Julia acknowledged that her life hasn’t always been as dull as she considers it now.

“There was a point when I was just as wild as you are,” Julia says. “But now – going to all these parties and not really being a participant: It puts real limits on the other aspects of my life.

“Some of these parties and other occasions I genuinely enjoy and look forward to going to them. But some of the others – well -I’d just as soon be in Philadelphia.”

All right, Julia.

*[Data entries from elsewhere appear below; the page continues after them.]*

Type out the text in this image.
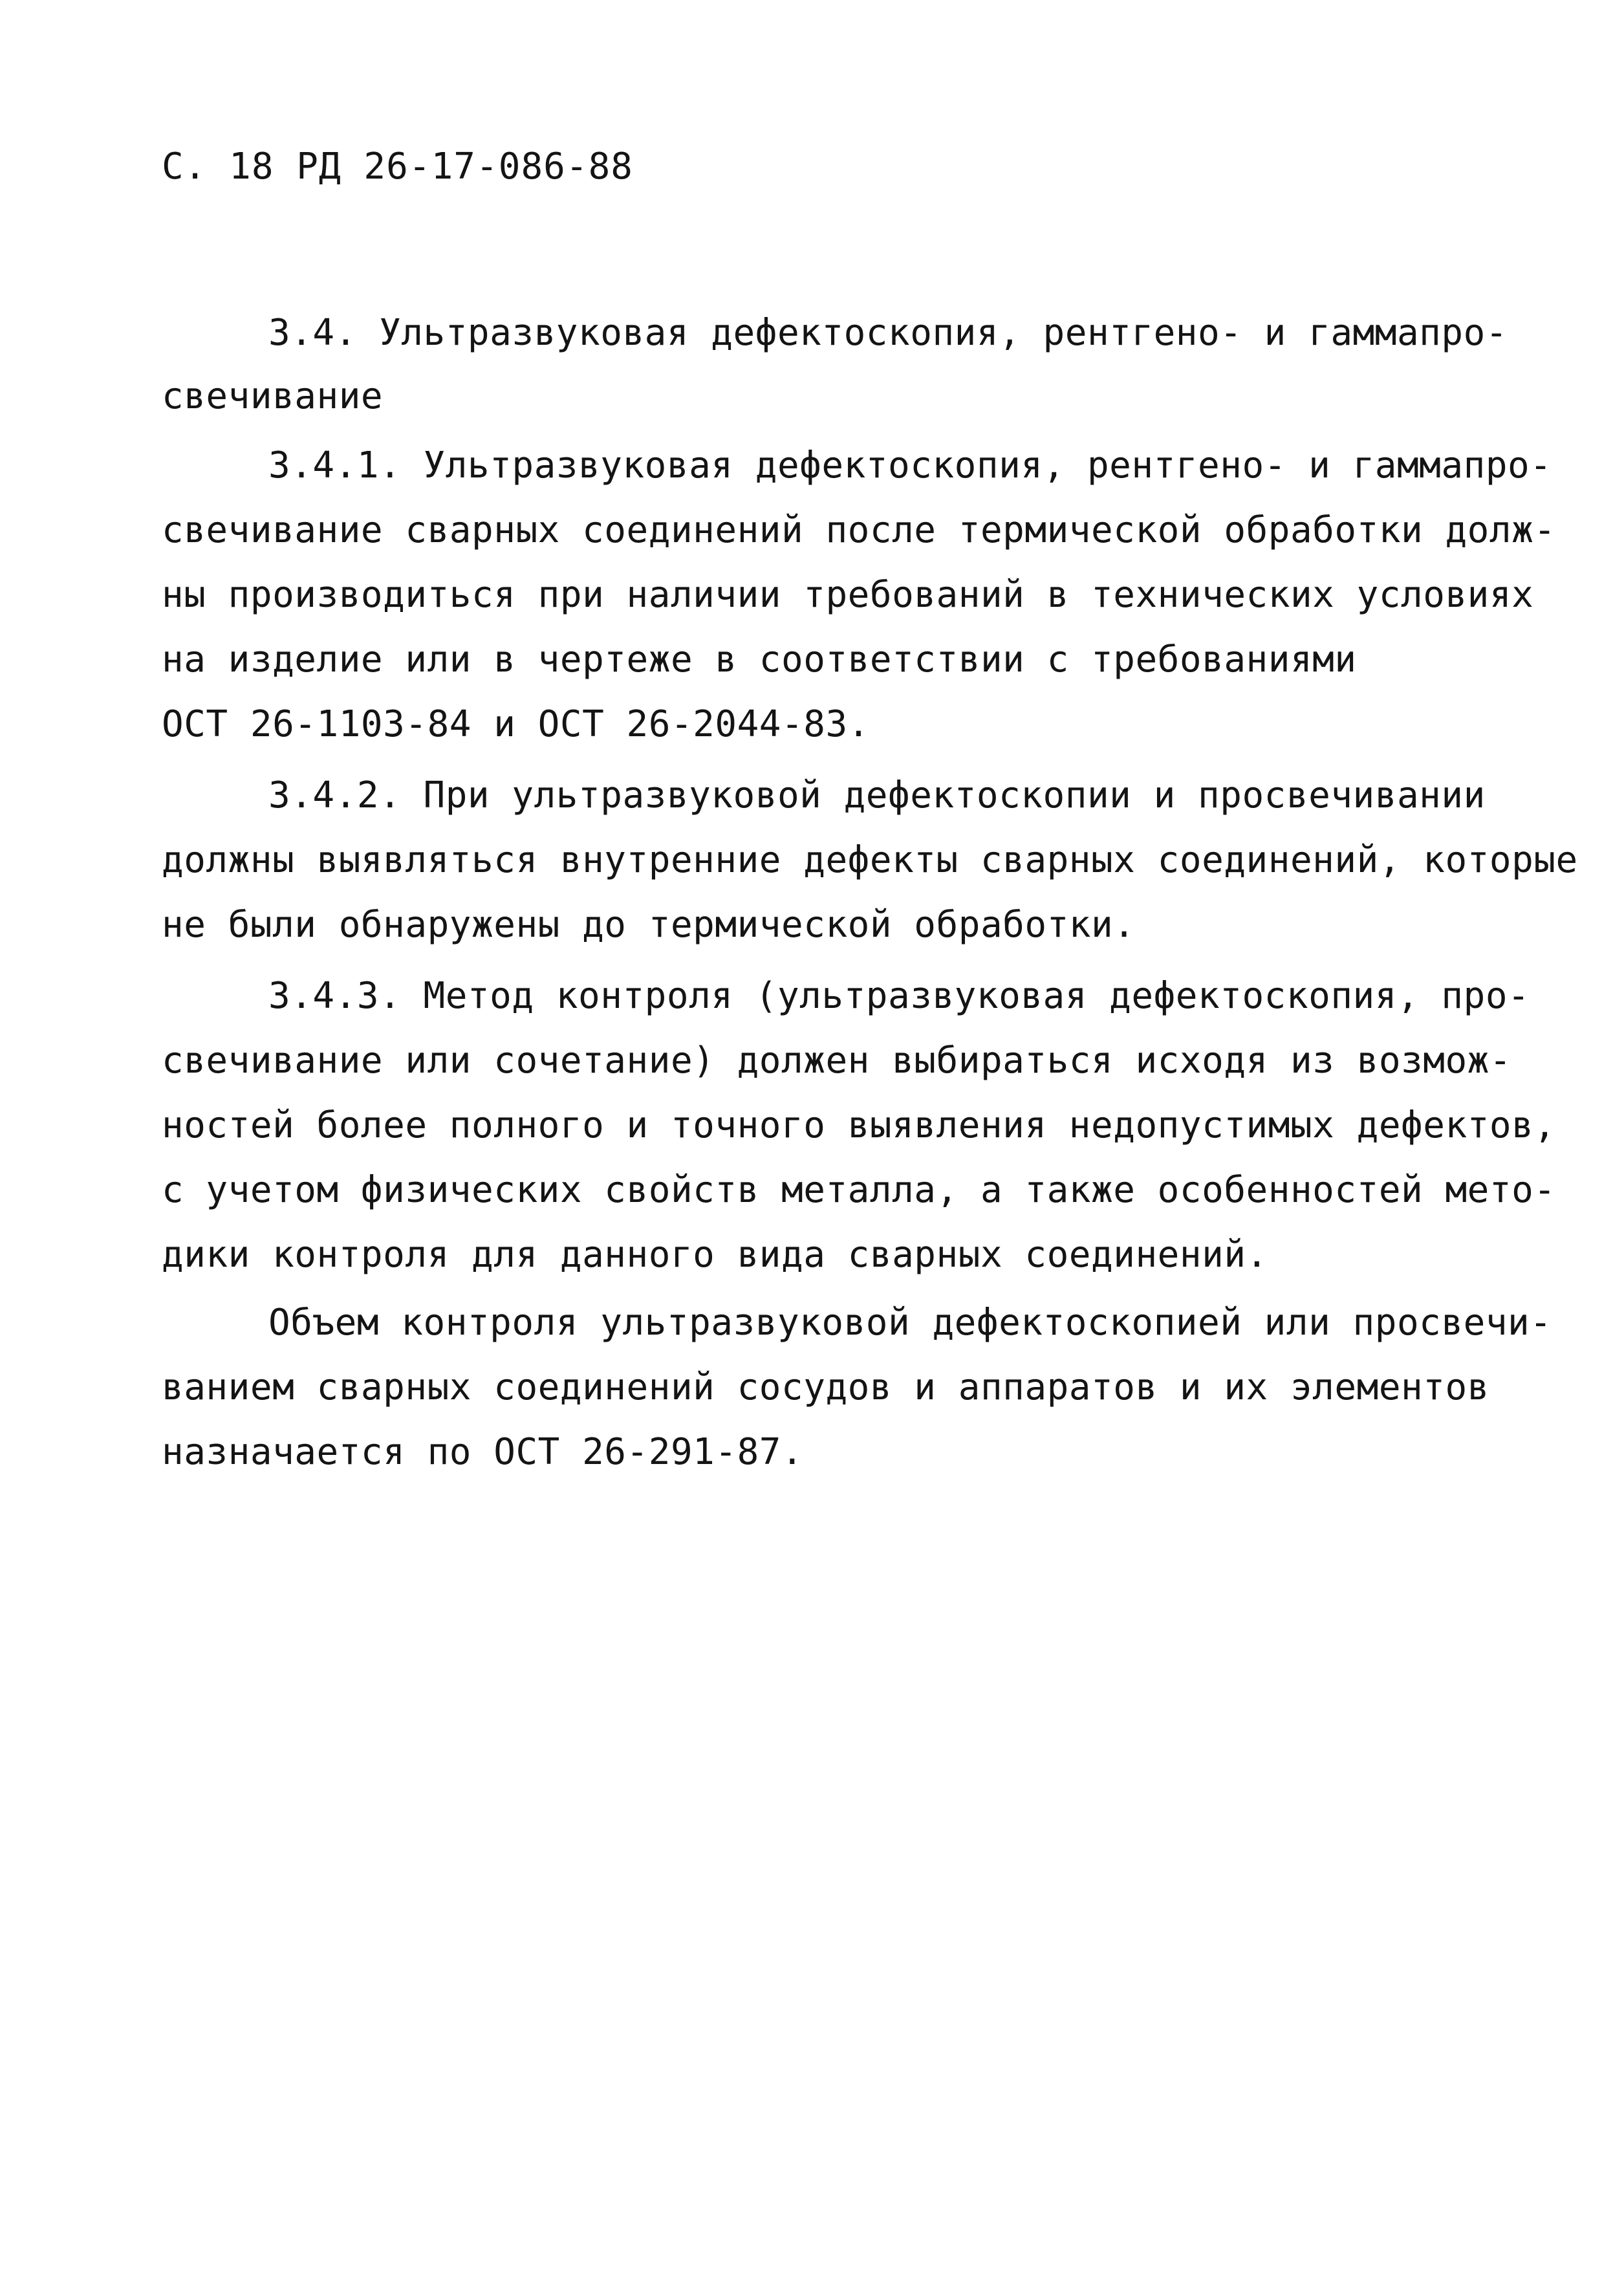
С. 18 РД 26-17-086-88

3.4. Ультразвуковая дефектоскопия, рентгено- и гаммапро-

свечивание

3.4.1. Ультразвуковая дефектоскопия, рентгено- и гаммапро-

свечивание сварных соединений после термической обработки долж-

ны производиться при наличии требований в технических условиях

на изделие или в чертеже в соответствии с требованиями

ОСТ 26-1103-84 и ОСТ 26-2044-83.

3.4.2. При ультразвуковой дефектоскопии и просвечивании

должны выявляться внутренние дефекты сварных соединений, которые

не были обнаружены до термической обработки.

3.4.3. Метод контроля (ультразвуковая дефектоскопия, про-

свечивание или сочетание) должен выбираться исходя из возмож-

ностей более полного и точного выявления недопустимых дефектов,

с учетом физических свойств металла, а также особенностей мето-

дики контроля для данного вида сварных соединений.

Объем контроля ультразвуковой дефектоскопией или просвечи-

ванием сварных соединений сосудов и аппаратов и их элементов

назначается по ОСТ 26-291-87.
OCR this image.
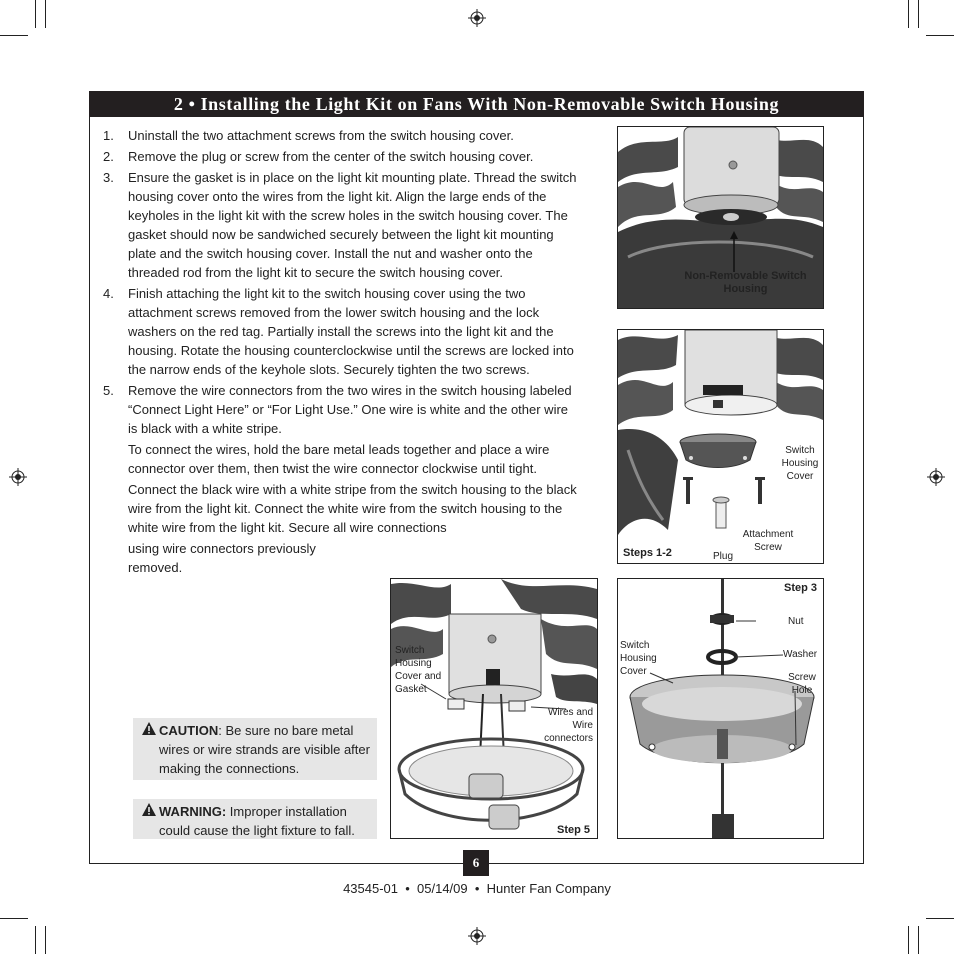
2 • Installing the Light Kit on Fans With Non-Removable Switch Housing
1. Uninstall the two attachment screws from the switch housing cover.

2. Remove the plug or screw from the center of the switch housing cover.

3. Ensure the gasket is in place on the light kit mounting plate. Thread the switch housing cover onto the wires from the light kit. Align the large ends of the keyholes in the light kit with the screw holes in the switch housing cover. The gasket should now be sandwiched securely between the light kit mounting plate and the switch housing cover. Install the nut and washer onto the threaded rod from the light kit to secure the switch housing cover.

4. Finish attaching the light kit to the switch housing cover using the two attachment screws removed from the lower switch housing and the lock washers on the red tag. Partially install the screws into the light kit and the housing. Rotate the housing counterclockwise until the screws are locked into the narrow ends of the keyhole slots. Securely tighten the two screws.

5. Remove the wire connectors from the two wires in the switch housing labeled “Connect Light Here” or “For Light Use.” One wire is white and the other wire is black with a white stripe.

To connect the wires, hold the bare metal leads together and place a wire connector over them, then twist the wire connector clockwise until tight.

Connect the black wire with a white stripe from the switch housing to the black wire from the light kit. Connect the white wire from the switch housing to the white wire from the light kit. Secure all wire connections

using wire connectors previously removed.

CAUTION: Be sure no bare metal wires or wire strands are visible after making the connections.
WARNING: Improper installation could cause the light fixture to fall.
Non-Removable Switch Housing
Switch Housing Cover
Attachment Screw
Plug
Steps 1-2
Step 3
Nut
Washer
Screw Hole
Switch Housing Cover
Switch Housing Cover and Gasket
Wires and Wire connectors
Step 5
6
43545-01  •  05/14/09  •  Hunter Fan Company
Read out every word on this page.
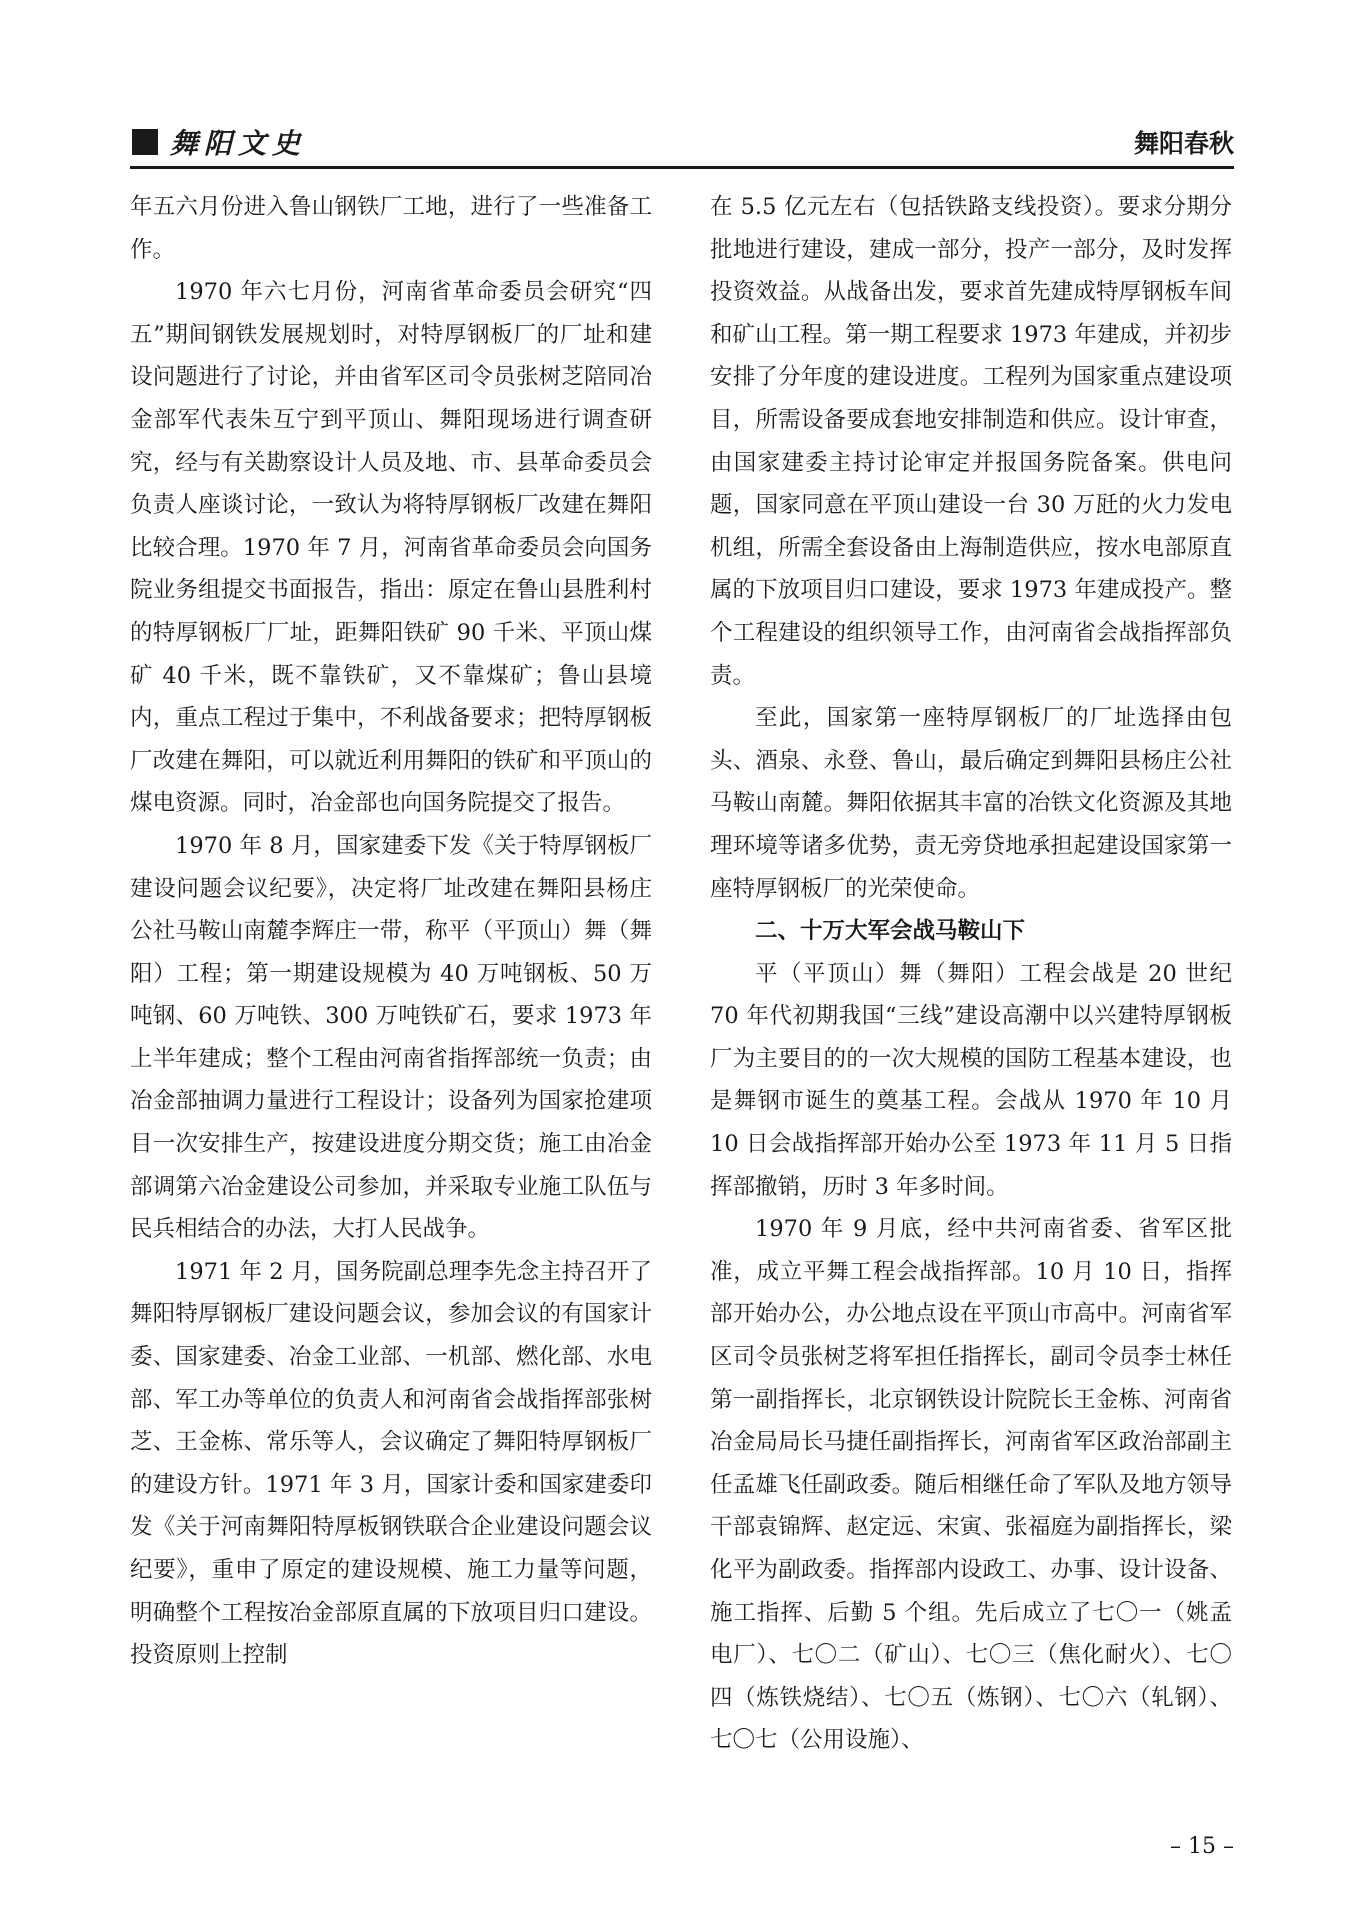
舞阳文史	舞阳春秋

年五六月份进入鲁山钢铁厂工地，进行了一些准备工作。

1970 年六七月份，河南省革命委员会研究“四五”期间钢铁发展规划时，对特厚钢板厂的厂址和建设问题进行了讨论，并由省军区司令员张树芝陪同冶金部军代表朱互宁到平顶山、舞阳现场进行调查研究，经与有关勘察设计人员及地、市、县革命委员会负责人座谈讨论，一致认为将特厚钢板厂改建在舞阳比较合理。1970 年 7 月，河南省革命委员会向国务院业务组提交书面报告，指出：原定在鲁山县胜利村的特厚钢板厂厂址，距舞阳铁矿 90 千米、平顶山煤矿 40 千米，既不靠铁矿，又不靠煤矿；鲁山县境内，重点工程过于集中，不利战备要求；把特厚钢板厂改建在舞阳，可以就近利用舞阳的铁矿和平顶山的煤电资源。同时，冶金部也向国务院提交了报告。

1970 年 8 月，国家建委下发《关于特厚钢板厂建设问题会议纪要》，决定将厂址改建在舞阳县杨庄公社马鞍山南麓李辉庄一带，称平（平顶山）舞（舞阳）工程；第一期建设规模为 40 万吨钢板、50 万吨钢、60 万吨铁、300 万吨铁矿石，要求 1973 年上半年建成；整个工程由河南省指挥部统一负责；由冶金部抽调力量进行工程设计；设备列为国家抢建项目一次安排生产，按建设进度分期交货；施工由冶金部调第六冶金建设公司参加，并采取专业施工队伍与民兵相结合的办法，大打人民战争。

1971 年 2 月，国务院副总理李先念主持召开了舞阳特厚钢板厂建设问题会议，参加会议的有国家计委、国家建委、冶金工业部、一机部、燃化部、水电部、军工办等单位的负责人和河南省会战指挥部张树芝、王金栋、常乐等人，会议确定了舞阳特厚钢板厂的建设方针。1971 年 3 月，国家计委和国家建委印发《关于河南舞阳特厚板钢铁联合企业建设问题会议纪要》，重申了原定的建设规模、施工力量等问题，明确整个工程按冶金部原直属的下放项目归口建设。投资原则上控制

在 5.5 亿元左右（包括铁路支线投资）。要求分期分批地进行建设，建成一部分，投产一部分，及时发挥投资效益。从战备出发，要求首先建成特厚钢板车间和矿山工程。第一期工程要求 1973 年建成，并初步安排了分年度的建设进度。工程列为国家重点建设项目，所需设备要成套地安排制造和供应。设计审查，由国家建委主持讨论审定并报国务院备案。供电问题，国家同意在平顶山建设一台 30 万瓩的火力发电机组，所需全套设备由上海制造供应，按水电部原直属的下放项目归口建设，要求 1973 年建成投产。整个工程建设的组织领导工作，由河南省会战指挥部负责。

至此，国家第一座特厚钢板厂的厂址选择由包头、酒泉、永登、鲁山，最后确定到舞阳县杨庄公社马鞍山南麓。舞阳依据其丰富的冶铁文化资源及其地理环境等诸多优势，责无旁贷地承担起建设国家第一座特厚钢板厂的光荣使命。

二、十万大军会战马鞍山下

平（平顶山）舞（舞阳）工程会战是 20 世纪 70 年代初期我国“三线”建设高潮中以兴建特厚钢板厂为主要目的的一次大规模的国防工程基本建设，也是舞钢市诞生的奠基工程。会战从 1970 年 10 月 10 日会战指挥部开始办公至 1973 年 11 月 5 日指挥部撤销，历时 3 年多时间。

1970 年 9 月底，经中共河南省委、省军区批准，成立平舞工程会战指挥部。10 月 10 日，指挥部开始办公，办公地点设在平顶山市高中。河南省军区司令员张树芝将军担任指挥长，副司令员李士林任第一副指挥长，北京钢铁设计院院长王金栋、河南省冶金局局长马捷任副指挥长，河南省军区政治部副主任孟雄飞任副政委。随后相继任命了军队及地方领导干部袁锦辉、赵定远、宋寅、张福庭为副指挥长，梁化平为副政委。指挥部内设政工、办事、设计设备、施工指挥、后勤 5 个组。先后成立了七〇一（姚孟电厂）、七〇二（矿山）、七〇三（焦化耐火）、七〇四（炼铁烧结）、七〇五（炼钢）、七〇六（轧钢）、七〇七（公用设施）、

– 15 –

But it’s like they say in Verdi’s Puccini:

“The nightlife ain’t no good life, but it’smy life.”

Julia Sweeney’s Garbage



On Tuesday, March 10, 1981, the reporter did a trash pickup at subject’s residence, and the following items were noted in this trash pickup:

1 Thank you note from Bruce H. Harbour

1 Empty Campbell’s Chicken Noodle Soup can

1 Empty carton (4% milkfat) Lucerne cottage cheese from Safeway store

1 Empty 6 ounce can Tree Top apple juice

1 Plastic rice bag

1 Grocery receipt from Safeway for $3.09 dated 3/9/81

1 Paul Masson wine cork cap

1 Twinings orange pekoe tea bag

2 Paper wrappers “After EightWafer-Thin Mints” (RountreeMackintosh Ltd., York, England)

2 Pink carnation flowers and 1white daisy

3 Orange peels

1 Grapefruit in halves

1 Advertisement for Vision magazine (application card)

1 Advertisement for Sports Illustrated (application card)

Various paper towels, paper napkins, egg shells, coffee grounds, etc.